Book review: ‘802.11 Wireless Networks: The Definitive Guide (Second Edition)’

Book cover
Title: 802.11 Wireless Networks: The Definitive Guide (Second Edition)
Author: Matthew S. Gast
Price: £31.95
Publisher: O’Reilly
Published: April 2005
Reviewed by: Martin Ward
Review Date: December 2005
Rating: 5/5

Calling your book “The Definitive Guide” sets the bar high at the start, and Gast does well to live up to his title and provide virtually everything you need to know about 802.11 networking.

If you are a wardriver looking for plans to make antennae out of Pringles cans, then you won’t find them here (but they are readily available on the Internet!) If you need to set up a wireless network of any size, or are just curious about how they actually work, then this is the book for you.

Book Layout

After an Introduction and Overview in Chapters 1 and 2, Chapter 3 looks at MAC (Media Access Controller) Fundamentals: everything between the device driver and the radio.

Chapter 4 describes frame layouts.

Chapter 5 discusses WEP (the so-called Wired Equivalent Privacy) and its many shortcomings.

Chapters 6 and 7 disciss 802.1X and 802.11i respectively.

Chapter 8 deals with management functions: scanning, preauthentication, association, power conserving etc.

Chapter 9 deals with PCF (Point Coordination Function), an as-yet unimplemented standard for contention-free access to the medium.

Chapters 10 to 14 deal with the physical aspects of RF propagation, frequency hopping and modulation techniques and so on.

Chapter 15 describes the competing proposed 802.11n standards, which will offer over 100Mbs of throughput over a wireless link.

Chapters 16 to 19 give detailed information on setting up wireless hardware and drivers on Windows Mac and Linux systems.

Chapters 20 and 21 discuss access points and the options for organising the logical wireless network architecture.

Chapter 22 discusses the important issue of the security architecture.

Chapter 23 describes site planning issues and some of the project management issues.

Chapters 24 and 25 look at network analysis and performance tuning.

Finally Chapter 26 concludes.

The book is very detailed and thorough, with a lot of useful information.

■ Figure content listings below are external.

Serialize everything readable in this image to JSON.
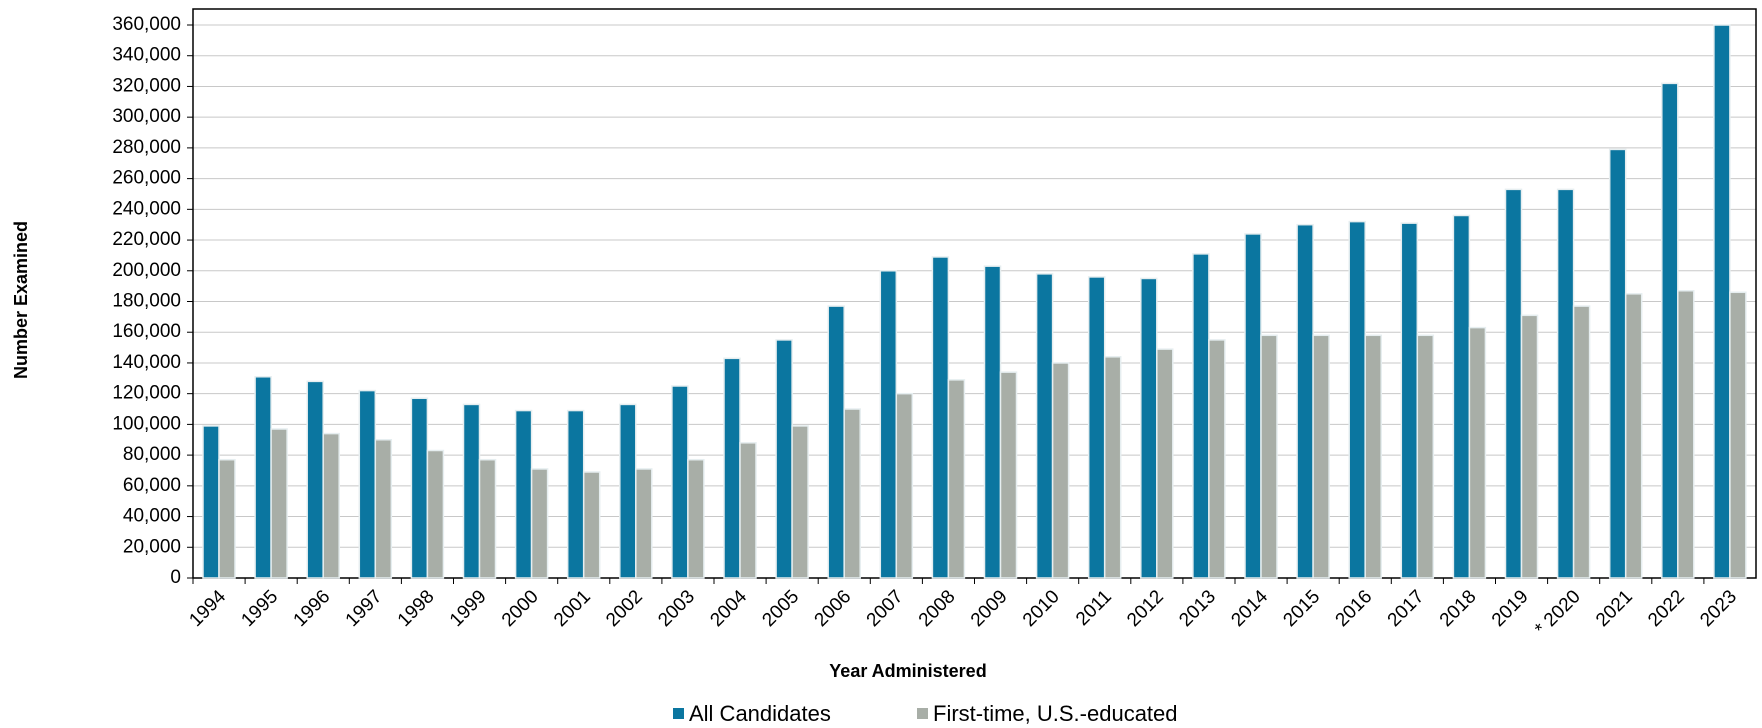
{
  "chart_data": {
    "type": "bar",
    "x_label": "Year Administered",
    "y_label": "Number Examined",
    "categories": [
      "1994",
      "1995",
      "1996",
      "1997",
      "1998",
      "1999",
      "2000",
      "2001",
      "2002",
      "2003",
      "2004",
      "2005",
      "2006",
      "2007",
      "2008",
      "2009",
      "2010",
      "2011",
      "2012",
      "2013",
      "2014",
      "2015",
      "2016",
      "2017",
      "2018",
      "2019",
      "* 2020",
      "2021",
      "2022",
      "2023"
    ],
    "series": [
      {
        "name": "All Candidates",
        "color": "#0b76a0",
        "values": [
          99000,
          131000,
          128000,
          122000,
          117000,
          113000,
          109000,
          109000,
          113000,
          125000,
          143000,
          155000,
          177000,
          200000,
          209000,
          203000,
          198000,
          196000,
          195000,
          211000,
          224000,
          230000,
          232000,
          231000,
          236000,
          253000,
          253000,
          279000,
          322000,
          360000
        ]
      },
      {
        "name": "First-time, U.S.-educated",
        "color": "#a8aea7",
        "values": [
          77000,
          97000,
          94000,
          90000,
          83000,
          77000,
          71000,
          69000,
          71000,
          77000,
          88000,
          99000,
          110000,
          120000,
          129000,
          134000,
          140000,
          144000,
          149000,
          155000,
          158000,
          158000,
          158000,
          158000,
          163000,
          171000,
          177000,
          185000,
          187000,
          186000
        ]
      }
    ],
    "ylim": [
      0,
      360000
    ],
    "yticks": [
      0,
      {
        "value": 20000,
        "label": "20,000"
      },
      {
        "value": 40000,
        "label": "40,000"
      },
      {
        "value": 60000,
        "label": "60,000"
      },
      {
        "value": 80000,
        "label": "80,000"
      },
      {
        "value": 100000,
        "label": "100,000"
      },
      {
        "value": 120000,
        "label": "120,000"
      },
      {
        "value": 140000,
        "label": "140,000"
      },
      {
        "value": 160000,
        "label": "160,000"
      },
      {
        "value": 180000,
        "label": "180,000"
      },
      {
        "value": 200000,
        "label": "200,000"
      },
      {
        "value": 220000,
        "label": "220,000"
      },
      {
        "value": 240000,
        "label": "240,000"
      },
      {
        "value": 260000,
        "label": "260,000"
      },
      {
        "value": 280000,
        "label": "280,000"
      },
      {
        "value": 300000,
        "label": "300,000"
      },
      {
        "value": 320000,
        "label": "320,000"
      },
      {
        "value": 340000,
        "label": "340,000"
      },
      {
        "value": 360000,
        "label": "360,000"
      }
    ],
    "grid": true,
    "legend": "bottom"
  }
}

There is some repetition: I lost count of the number of places where the reader is warned of the broken nature of static WEP security, for example! But this is probably inevitable in a book of this size and scope, when there is some attempt to make the various parts of the book self-contained.

Overall, “802.11 Wireless Networks: The Definitive Guide” lives up to its name and is highly recommended.